Victoria was supposed to be further reducing coronavirus restrictions today, June 22.
Following the latest outbreak throughout Victoria, the roll-out of fewer social distancing restrictions is being quickly rolled back in.
Here is the latest update on:
- Social distancing in Victoria
- What’s open?
- What are the fines if you don’t follow the rules?
(This article will be updated as new changes are implemented to keep you informed.)
Social distancing in Victoria
The state of emergency in Victoria is being extended until July 19, which means that the Victorian Government may continue to enforce physical distancing and isolation requirements, as well as other directions from the Chief Health Officer.
This means that residents of Victoria may only have 5 visitors over to their house at one time and may only meet in groups of 10 outside of the home. Restaurants and bars will be allowed to serve 20 patrons at one time, adhering to social distancing rules.
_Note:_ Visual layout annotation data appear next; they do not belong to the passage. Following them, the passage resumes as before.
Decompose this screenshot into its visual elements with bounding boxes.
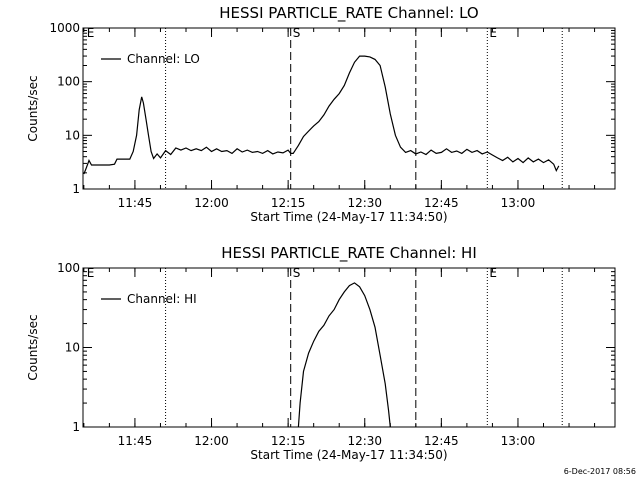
marker-label: E bbox=[87, 26, 95, 40]
legend-label: Channel: HI bbox=[127, 292, 197, 306]
x-tick-label: 12:30 bbox=[347, 434, 382, 448]
lo-channel-panel: HESSI PARTICLE_RATE Channel: LO 1 10 100 100… bbox=[26, 4, 616, 224]
chart-title: HESSI PARTICLE_RATE Channel: HI bbox=[221, 244, 477, 263]
y-axis-label: Counts/sec bbox=[26, 314, 40, 380]
x-tick-label: 11:45 bbox=[118, 434, 153, 448]
plot-frame bbox=[82, 27, 616, 190]
series-line bbox=[297, 282, 391, 428]
y-tick-label: 100 bbox=[57, 75, 80, 89]
x-tick-label: 12:45 bbox=[424, 434, 459, 448]
marker-label: E bbox=[87, 266, 95, 280]
x-axis-label: Start Time (24-May-17 11:34:50) bbox=[250, 448, 447, 462]
legend-label: Channel: LO bbox=[127, 52, 200, 66]
marker-label: S bbox=[293, 266, 301, 280]
x-tick-label: 13:00 bbox=[501, 434, 536, 448]
legend: Channel: LO bbox=[101, 52, 200, 66]
y-axis-label: Counts/sec bbox=[26, 75, 40, 141]
y-tick-label: 100 bbox=[57, 261, 80, 275]
marker-label: S bbox=[293, 26, 301, 40]
x-axis-label: Start Time (24-May-17 11:34:50) bbox=[250, 210, 447, 224]
x-tick-label: 11:45 bbox=[118, 196, 153, 210]
x-tick-label: 12:45 bbox=[424, 196, 459, 210]
y-tick-label: 1 bbox=[72, 420, 80, 434]
x-tick-label: 12:00 bbox=[194, 434, 229, 448]
y-tick-label: 1 bbox=[72, 182, 80, 196]
marker-label: E bbox=[489, 266, 497, 280]
hi-channel-panel: HESSI PARTICLE_RATE Channel: HI 1 10 100 Cou… bbox=[26, 244, 616, 462]
x-tick-label: 12:15 bbox=[271, 196, 306, 210]
x-tick-label: 12:15 bbox=[271, 434, 306, 448]
marker-label: E bbox=[489, 26, 497, 40]
y-tick-label: 1000 bbox=[49, 21, 80, 35]
y-tick-label: 10 bbox=[65, 128, 80, 142]
x-tick-label: 12:00 bbox=[194, 196, 229, 210]
series-line bbox=[83, 55, 560, 175]
footer-timestamp: 6-Dec-2017 08:56 bbox=[564, 467, 636, 476]
chart-title: HESSI PARTICLE_RATE Channel: LO bbox=[219, 4, 478, 23]
y-tick-label: 10 bbox=[65, 341, 80, 355]
x-tick-label: 13:00 bbox=[501, 196, 536, 210]
x-tick-label: 12:30 bbox=[347, 196, 382, 210]
legend: Channel: HI bbox=[101, 292, 197, 306]
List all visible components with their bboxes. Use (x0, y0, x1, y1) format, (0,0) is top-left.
In May, Victorian government said Victorians may leave the home for five reasons:
- To shop for food and other necessary goods and services
- To access medical services or provide caregiving – for example, this includes shared parenting obligations or providing care and support to an unwell, disabled, elderly or pregnant friend or relative
- To attend work or education where you can’t do those things from home
- To exercise and participate in some recreational activities adhering to the rules
- To visit friends, family and loved ones while adhering to the rules
Given the extended state of emergency, the above largely still applies. In a June 21 release, the Victorian government says: “Our message is clear: stay safe. If you do need to see people keep your distance. No handshakes and no hugs. Maintain good hygiene. Don’t share food or drinks. Avoid crowds. And if you’re unwell – stay home.”
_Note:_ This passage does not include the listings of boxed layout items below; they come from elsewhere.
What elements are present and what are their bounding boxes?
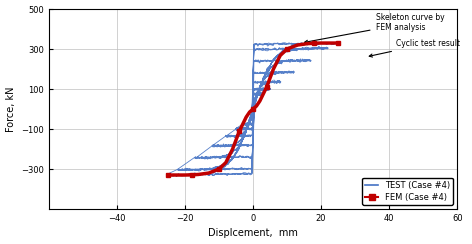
Text: Skeleton curve by
FEM analysis: Skeleton curve by FEM analysis xyxy=(304,13,444,43)
Y-axis label: Force, kN: Force, kN xyxy=(6,86,16,132)
X-axis label: Displcement,  mm: Displcement, mm xyxy=(208,228,298,238)
Legend: TEST (Case #4), FEM (Case #4): TEST (Case #4), FEM (Case #4) xyxy=(362,178,453,205)
Text: Cyclic test result: Cyclic test result xyxy=(369,39,460,57)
Schools in Victoria started reopening on May 26, with most schools offering face to face learning by June 9.
There will be no clear indication of when workplaces will reopen. In the latest announcement, Andrews says that people who can work remotely should continue to do so. The work from home situation will be re-evaluated at the end of July.
It is likely that there will be more answers on when Victorians can return to work by stage two of Morrison’s three-stage plan. As it stands, non-essential businesses are closed, as are offices in which the work can be performed remotely.
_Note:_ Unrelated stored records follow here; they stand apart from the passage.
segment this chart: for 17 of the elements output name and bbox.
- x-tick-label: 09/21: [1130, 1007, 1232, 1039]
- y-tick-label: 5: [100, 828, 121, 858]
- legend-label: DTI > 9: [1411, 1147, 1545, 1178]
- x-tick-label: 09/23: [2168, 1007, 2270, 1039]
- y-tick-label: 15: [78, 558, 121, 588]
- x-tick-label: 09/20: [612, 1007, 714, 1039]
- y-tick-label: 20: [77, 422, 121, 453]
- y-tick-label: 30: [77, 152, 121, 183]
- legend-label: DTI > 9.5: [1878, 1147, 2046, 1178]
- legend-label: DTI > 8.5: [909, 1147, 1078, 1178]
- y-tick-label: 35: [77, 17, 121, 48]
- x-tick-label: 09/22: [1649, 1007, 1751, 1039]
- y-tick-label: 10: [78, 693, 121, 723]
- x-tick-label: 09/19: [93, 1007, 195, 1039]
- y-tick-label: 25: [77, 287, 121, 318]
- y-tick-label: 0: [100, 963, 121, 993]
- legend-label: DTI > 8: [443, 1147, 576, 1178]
If you are a business owner and unsure about where you stand, you can call the Business Victoria hotline on 13 22 15. The Business Victoria team will be able to provide you with the latest information and guidelines on which businesses can remain open and how to keep these workplaces safe.
There are no limits on how far you can travel within Victoria.
If you are using private modes of transport, social distancing rules apply and you should only travel with members of your household.
Public transport is still active, however, passengers are asked to avoid travelling during peak hours if they need to get to school or work. While on public transport, passengers are asked to maintain social distancing and wash their hands thoroughly before and after using public transport.
There are no restrictions on crossing Victoria’s border, however, the border rules of other states will apply to you if you cross them and you need to have a reasonable reason to travel.
- Grocery stores
- Public transport
- Petrol stations
- Convenience stores
- Freight and delivery services
- Childcare centres
- Shopping centres
- Cafes and restaurants with contact tracing in place
- Butchers and bakeries
- GP clinics
- Universities and TAFEs, although many have resorted to online lectures
A number of national and state parks are also in the process of re-opening.
What are the fines if you don’t follow the rules?
Victoria Police has been given the power to issue on the spot fines of up to $1,652 for individuals and up to $9,913 for businesses who refuse or fail to comply with the Chief Health Officer’s and Deputy Chief Health Officer’s emergency directions or public health risk directions.
On the spot fines are at the discretion of police officers.